South-east of Catalhoyuk two mighty rivers run south towards the sea. The Fertile Crescent saw the first farmers and the first large settlements, and so it is not surprising that it also gave birth to the first cities and the first empires. ‘Mesopotamia’ simply means the land between these two rivers, the Tigris and the Euphrates. As they get nearer the sea, they slow and sprawl, curling into tangled deltas. A wonderfully rich farming area of dark, moist soil became available just before the start of the marshes. It offered similar advantages to the watery land around Catalhoyuk, but on a much bigger scale, and it attracted people from all over the region. They settled down in homes built first of reeds and later of mud bricks, coalescing into villages. What is probably the first city, Eridu, emerged about seven thousand years ago, not so long after Catalhoyuk was abandoned. Within a few hundred years there were many more towns in the area. Eridu was a brick-built settlement with layer upon layer of temple buildings, and may have started as a communal site at which different villages could worship the gods. These were altogether bigger places. There would be no gentle anarchism here.

The villages had had to come together, to create and then to maintain, the complicated system of waterways and dykes needed for agriculture. Workers had to be organized to do this; the excellent farming produced surpluses of grain and these allowed the introduction of rulers and priests, who developed temples and employed servants to tend them. Because the Mesopotamian world was a muddy, watery, sun-baked flatland it is not surprising that its most characteristic major buildings would be ziggurats, raised pyramid-
platforms where gods could be worshipped. All around the world people have associated gods with height, and in this land of no mountains the only way to reach up was to build. Eridu itself was built on a low mound by a freshwater lagoon, with the desert on one side, the marshes on another and the farming land on another.

It was the perfect meeting-point of different geographies and its gods were headed by the male Apsu, who represented sweet water, and the female Tiamat, representing salt water. But the water gods did not pay enough attention: Eridu probably lost its dominance around four thousand years ago when, it seems, there was a major flood. The next great city, Uruk, had begun at around the same time, and at its height had a population of around eighty thousand, which would have made it the world’s largest settlement, with ten times as many people as Catalhoyuk. Its king Gilgamesh is the subject of the first work of literature with a named hero – the first name in history. Gilgamesh may or may not have been a real king but his story, which incorporates a biblical-scale Flood, is a very human one of sex and betrayal, friendship and failure, journeying and death.

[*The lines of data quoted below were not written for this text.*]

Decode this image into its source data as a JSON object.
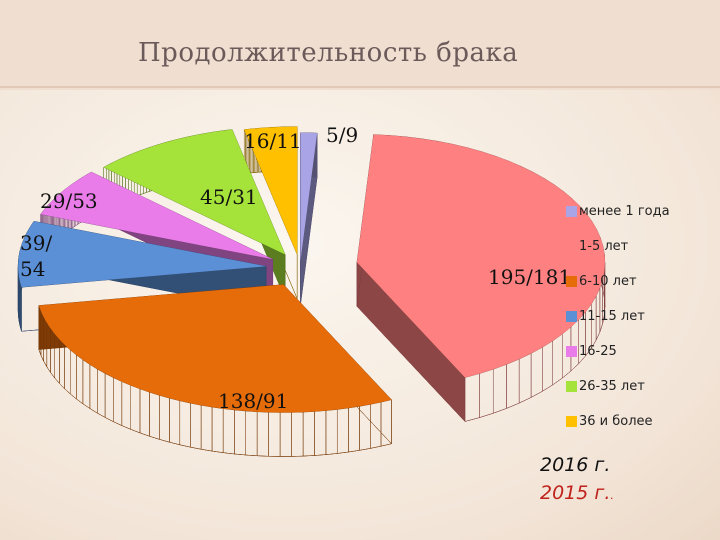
{
  "title": "Продолжительность  брака",
  "chart_data": {
    "type": "pie",
    "style": "3d-exploded",
    "categories": [
      "менее 1 года",
      "1-5 лет",
      "6-10 лет",
      "11-15 лет",
      "16-25",
      "26-35 лет",
      "36 и более"
    ],
    "series": [
      {
        "name": "2016 г.",
        "values": [
          5,
          195,
          138,
          39,
          29,
          45,
          16
        ]
      },
      {
        "name": "2015 г.",
        "values": [
          9,
          181,
          91,
          54,
          53,
          31,
          11
        ]
      }
    ],
    "data_labels": [
      "5/9",
      "195/181",
      "138/91",
      "39/ 54",
      "29/53",
      "45/31",
      "16/11"
    ],
    "colors": [
      "#a9a4e6",
      "#ff8080",
      "#e66c0a",
      "#5b8fd6",
      "#e97ce9",
      "#a6e33a",
      "#ffc000"
    ],
    "legend_position": "right"
  },
  "legend": {
    "items": [
      "менее 1 года",
      "1-5 лет",
      "6-10 лет",
      "11-15 лет",
      "16-25",
      "26-35 лет",
      "36 и более"
    ]
  },
  "years": {
    "current": "2016 г.",
    "previous": "2015 г.",
    "previous_suffix": "."
  }
}
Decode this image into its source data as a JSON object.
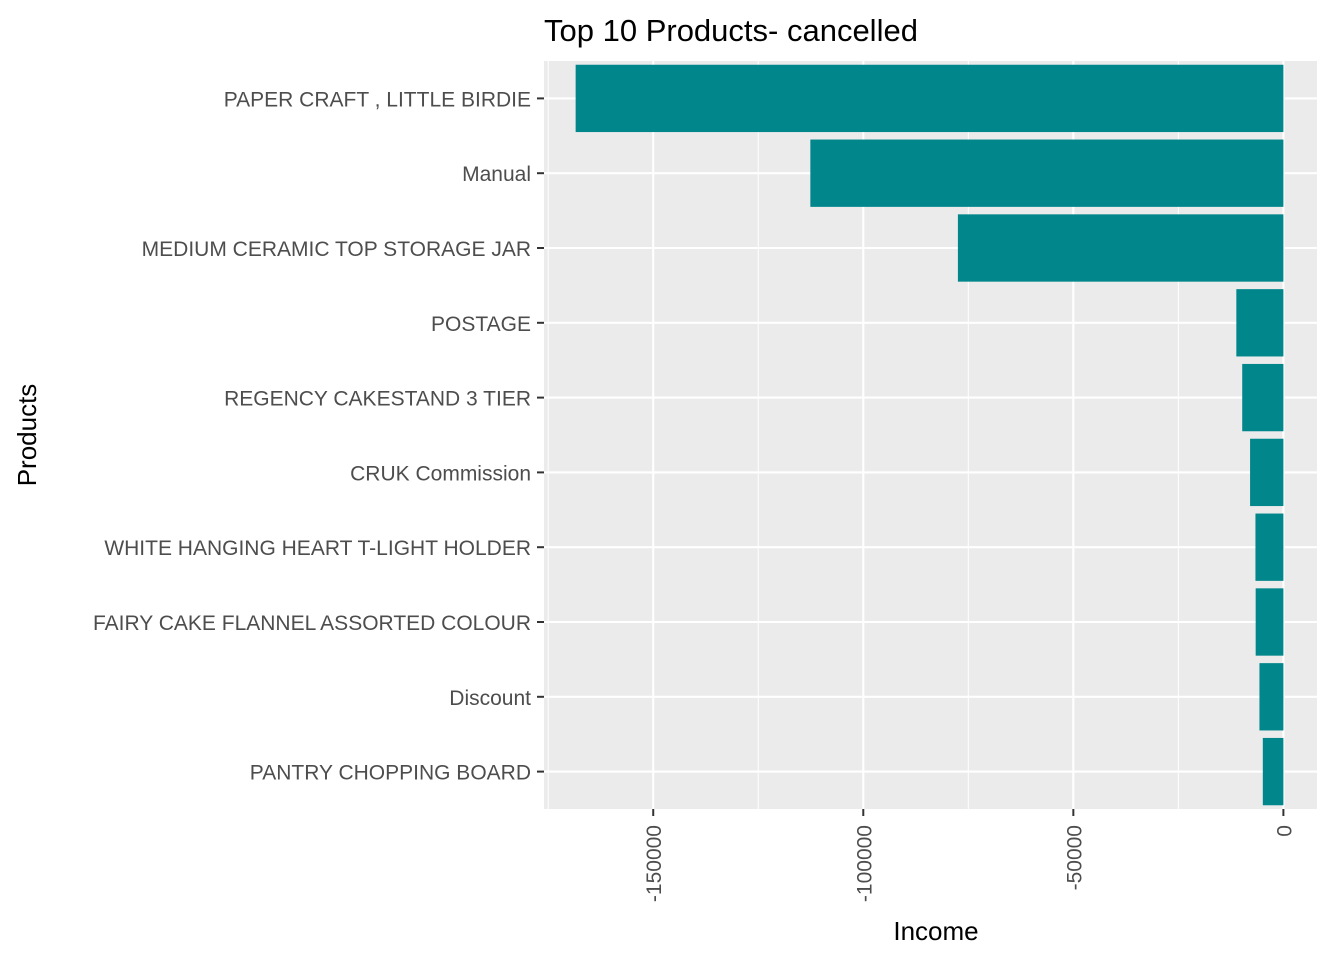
{
  "chart_data": {
    "type": "bar",
    "orientation": "horizontal",
    "title": "Top 10 Products- cancelled",
    "xlabel": "Income",
    "ylabel": "Products",
    "categories": [
      "PAPER CRAFT , LITTLE BIRDIE",
      "Manual",
      "MEDIUM CERAMIC TOP STORAGE JAR",
      "POSTAGE",
      "REGENCY CAKESTAND 3 TIER",
      "CRUK Commission",
      "WHITE HANGING HEART T-LIGHT HOLDER",
      "FAIRY CAKE FLANNEL ASSORTED COLOUR",
      "Discount",
      "PANTRY CHOPPING BOARD"
    ],
    "values": [
      -168470,
      -112600,
      -77480,
      -11200,
      -9800,
      -7930,
      -6650,
      -6600,
      -5700,
      -4900
    ],
    "xlim": [
      -176000,
      8000
    ],
    "x_ticks": [
      -150000,
      -100000,
      -50000,
      0
    ],
    "x_tick_labels": [
      "-150000",
      "-100000",
      "-50000",
      "0"
    ],
    "x_tick_rotation": -90,
    "bar_color": "#00868B",
    "panel_background": "#EBEBEB",
    "grid": true,
    "legend": "none"
  }
}
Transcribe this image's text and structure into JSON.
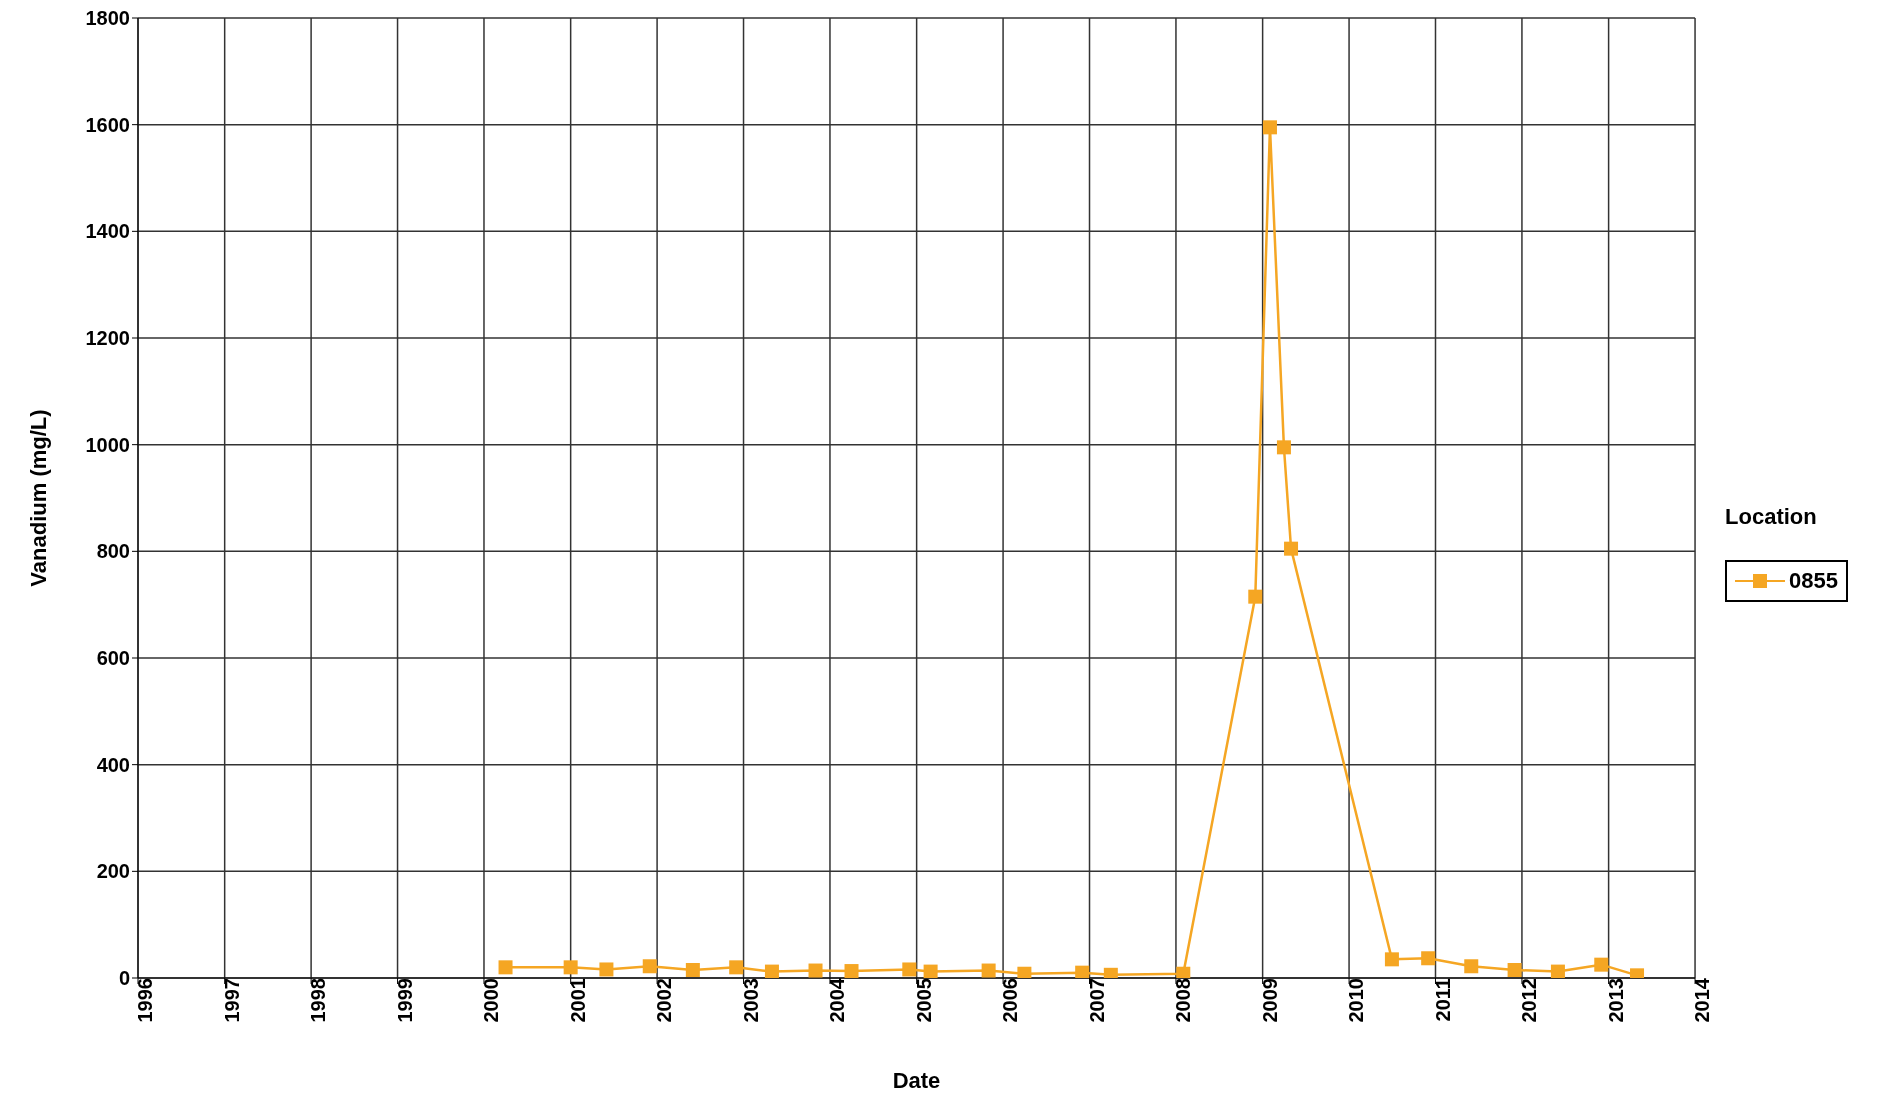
{
  "chart_data": {
    "type": "line",
    "xlabel": "Date",
    "ylabel": "Vanadium (mg/L)",
    "legend_title": "Location",
    "legend": "right",
    "grid": true,
    "marker": "square",
    "line_style": "solid",
    "x": [
      "2000-04",
      "2001-01",
      "2001-06",
      "2001-12",
      "2002-06",
      "2002-12",
      "2003-05",
      "2003-11",
      "2004-04",
      "2004-12",
      "2005-03",
      "2005-11",
      "2006-04",
      "2006-12",
      "2007-04",
      "2008-02",
      "2008-12",
      "2009-02",
      "2009-04",
      "2009-05",
      "2010-07",
      "2010-12",
      "2011-06",
      "2011-12",
      "2012-06",
      "2012-12",
      "2013-05"
    ],
    "series": [
      {
        "name": "0855",
        "color": "#f5a623",
        "values": [
          20,
          20,
          16,
          22,
          15,
          20,
          12,
          14,
          13,
          16,
          12,
          14,
          8,
          10,
          6,
          8,
          715,
          1595,
          995,
          805,
          35,
          37,
          22,
          15,
          12,
          25,
          5
        ]
      }
    ],
    "xlim": [
      "1996",
      "2014"
    ],
    "xticks": [
      "1996",
      "1997",
      "1998",
      "1999",
      "2000",
      "2001",
      "2002",
      "2003",
      "2004",
      "2005",
      "2006",
      "2007",
      "2008",
      "2009",
      "2010",
      "2011",
      "2012",
      "2013",
      "2014"
    ],
    "ylim": [
      0,
      1800
    ],
    "yticks": [
      0,
      200,
      400,
      600,
      800,
      1000,
      1200,
      1400,
      1600,
      1800
    ]
  }
}
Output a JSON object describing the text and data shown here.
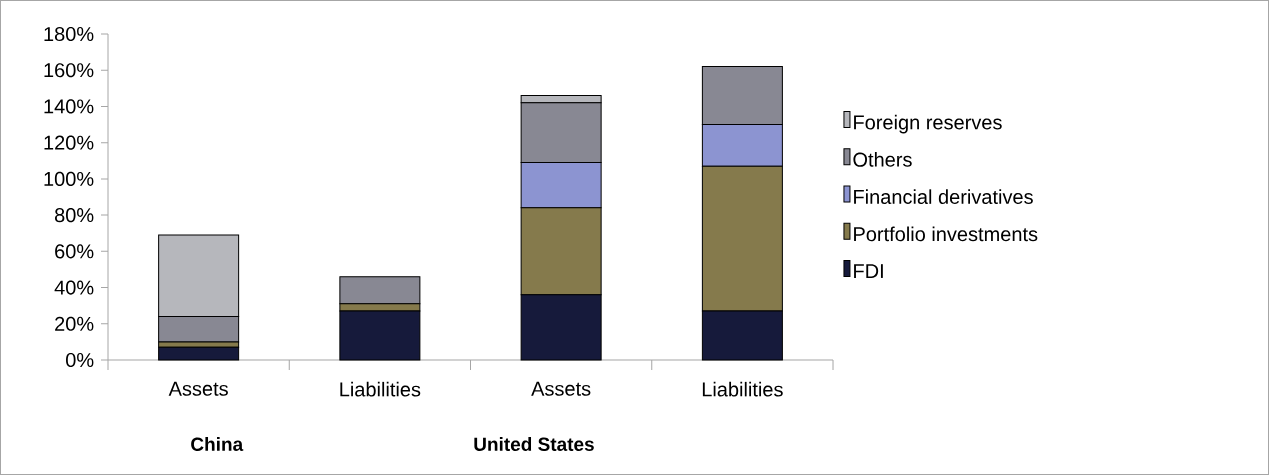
{
  "chart_data": {
    "type": "bar",
    "stacked": true,
    "categories": [
      "Assets",
      "Liabilities",
      "Assets",
      "Liabilities"
    ],
    "series": [
      {
        "name": "FDI",
        "color": "#161a3b",
        "values": [
          7,
          27,
          36,
          27
        ]
      },
      {
        "name": "Portfolio investments",
        "color": "#857a4c",
        "values": [
          3,
          4,
          48,
          80
        ]
      },
      {
        "name": "Financial derivatives",
        "color": "#8c94d1",
        "values": [
          null,
          null,
          25,
          23
        ]
      },
      {
        "name": "Others",
        "color": "#888893",
        "values": [
          14,
          15,
          33,
          32
        ]
      },
      {
        "name": "Foreign reserves",
        "color": "#b6b7bc",
        "values": [
          45,
          null,
          4,
          null
        ]
      }
    ],
    "ylim": [
      0,
      180
    ],
    "yticks": [
      {
        "value": 0,
        "label": "0%"
      },
      {
        "value": 20,
        "label": "20%"
      },
      {
        "value": 40,
        "label": "40%"
      },
      {
        "value": 60,
        "label": "60%"
      },
      {
        "value": 80,
        "label": "80%"
      },
      {
        "value": 100,
        "label": "100%"
      },
      {
        "value": 120,
        "label": "120%"
      },
      {
        "value": 140,
        "label": "140%"
      },
      {
        "value": 160,
        "label": "160%"
      },
      {
        "value": 180,
        "label": "180%"
      }
    ],
    "annotations": [
      "China",
      "United States"
    ],
    "legend": "right"
  }
}
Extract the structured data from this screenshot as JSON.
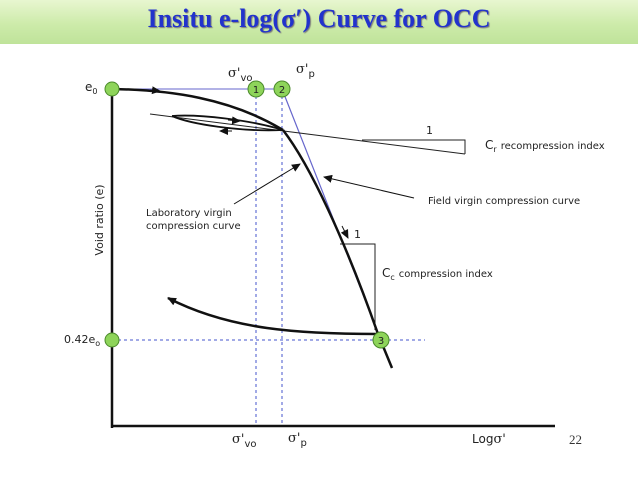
{
  "slide": {
    "title": "Insitu e-log(σ′) Curve for OCC",
    "page_number": "22"
  },
  "axes": {
    "ylabel": "Void ratio (e)",
    "xlabel_base": "Log",
    "xlabel_sym": "σ'"
  },
  "labels": {
    "e0_base": "e",
    "e0_sub": "0",
    "e042_base": "0.42e",
    "e042_sub": "o",
    "sigma_vo_sym": "σ'",
    "sigma_vo_sub": "vo",
    "sigma_p_sym": "σ'",
    "sigma_p_sub": "p",
    "point_1": "1",
    "point_2": "2",
    "point_3": "3",
    "slope_one_r": "1",
    "slope_one_c": "1",
    "cr_base": "C",
    "cr_sub": "r",
    "cr_text": "recompression index",
    "cc_base": "C",
    "cc_sub": "c",
    "cc_text": "compression index",
    "field_curve": "Field virgin compression curve",
    "lab_curve_line1": "Laboratory virgin",
    "lab_curve_line2": "compression curve"
  },
  "colors": {
    "title": "#2233cc",
    "marker_fill": "#8ed45a",
    "field_line": "#6666cc",
    "dashed": "#4455cc",
    "curve": "#111111"
  }
}
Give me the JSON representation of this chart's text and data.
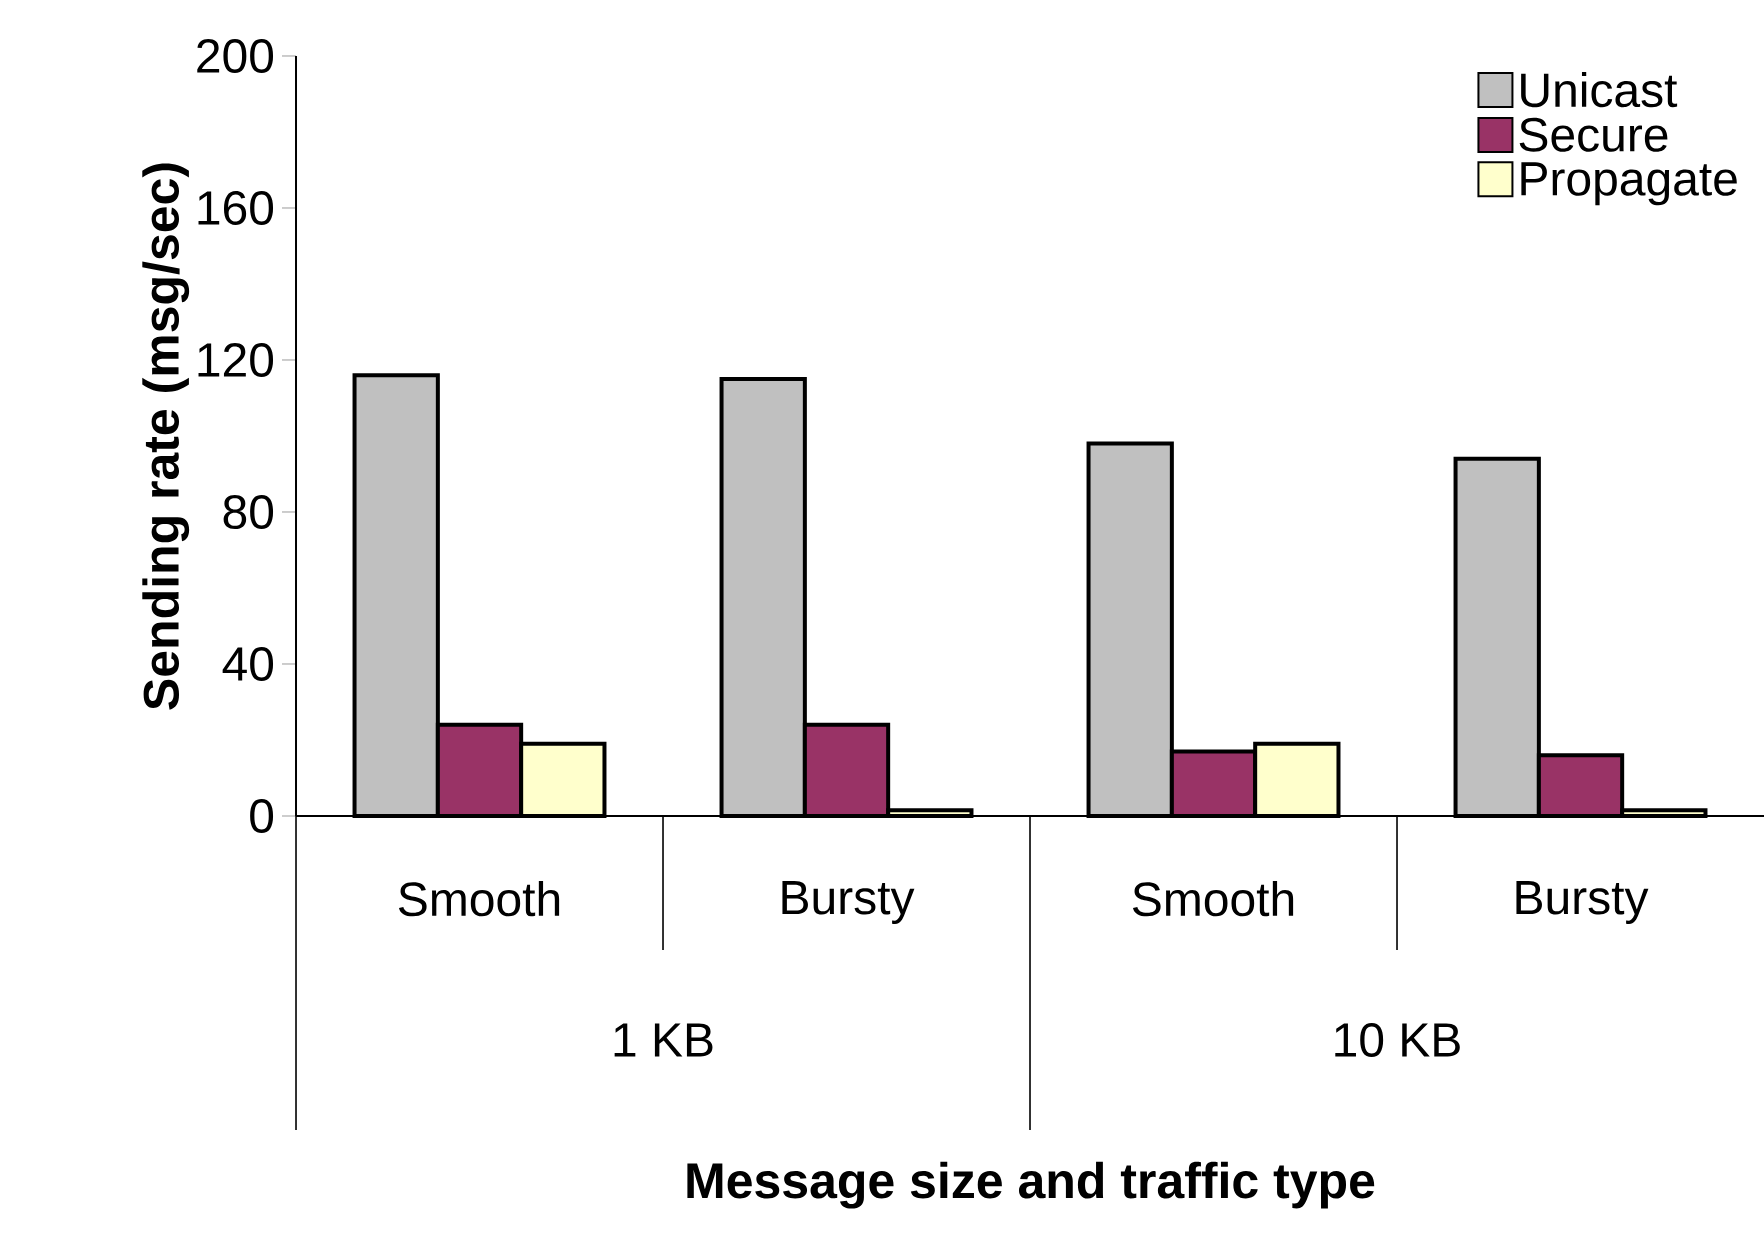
{
  "chart_data": {
    "type": "bar",
    "xlabel": "Message size and traffic type",
    "ylabel": "Sending rate (msg/sec)",
    "categories": [
      "Smooth",
      "Bursty",
      "Smooth",
      "Bursty"
    ],
    "series": [
      {
        "name": "Unicast",
        "color": "#c0c0c0",
        "values": [
          116,
          115,
          98,
          94
        ]
      },
      {
        "name": "Secure",
        "color": "#993366",
        "values": [
          24,
          24,
          17,
          16
        ]
      },
      {
        "name": "Propagate",
        "color": "#ffffcc",
        "values": [
          19,
          1.5,
          19,
          1.5
        ]
      }
    ],
    "annotations": [
      "1 KB",
      "10 KB"
    ],
    "ylim": [
      0,
      200
    ],
    "yticks": [
      0,
      40,
      80,
      120,
      160,
      200
    ],
    "grid": false,
    "legend": "top right"
  }
}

We know this because eventually it was written down. At Uruk and other towns of the Mesopotamian plain, the symbols scratched on clay tablets, which represented quantities and ownership of corn, beer and other goods that were traded, developed so far that they became writing. Over many centuries a system of notation and recording evolved into a system that could record stories and ideas. The reason was identical to the one that created Uruk in the first place. Climate changes, in this case leading to an even hotter, drier environment, compelled the farmers to build much larger and more sophisticated waterways to keep their land productive. Individual families or villages were far too small, and had too little spare time, to achieve what was needed. Only by combining in large numbers, organized by managers, could they survive. The managers seem to have been priests, or at least to have been based in the temples, from where they oversaw vast irrigation projects.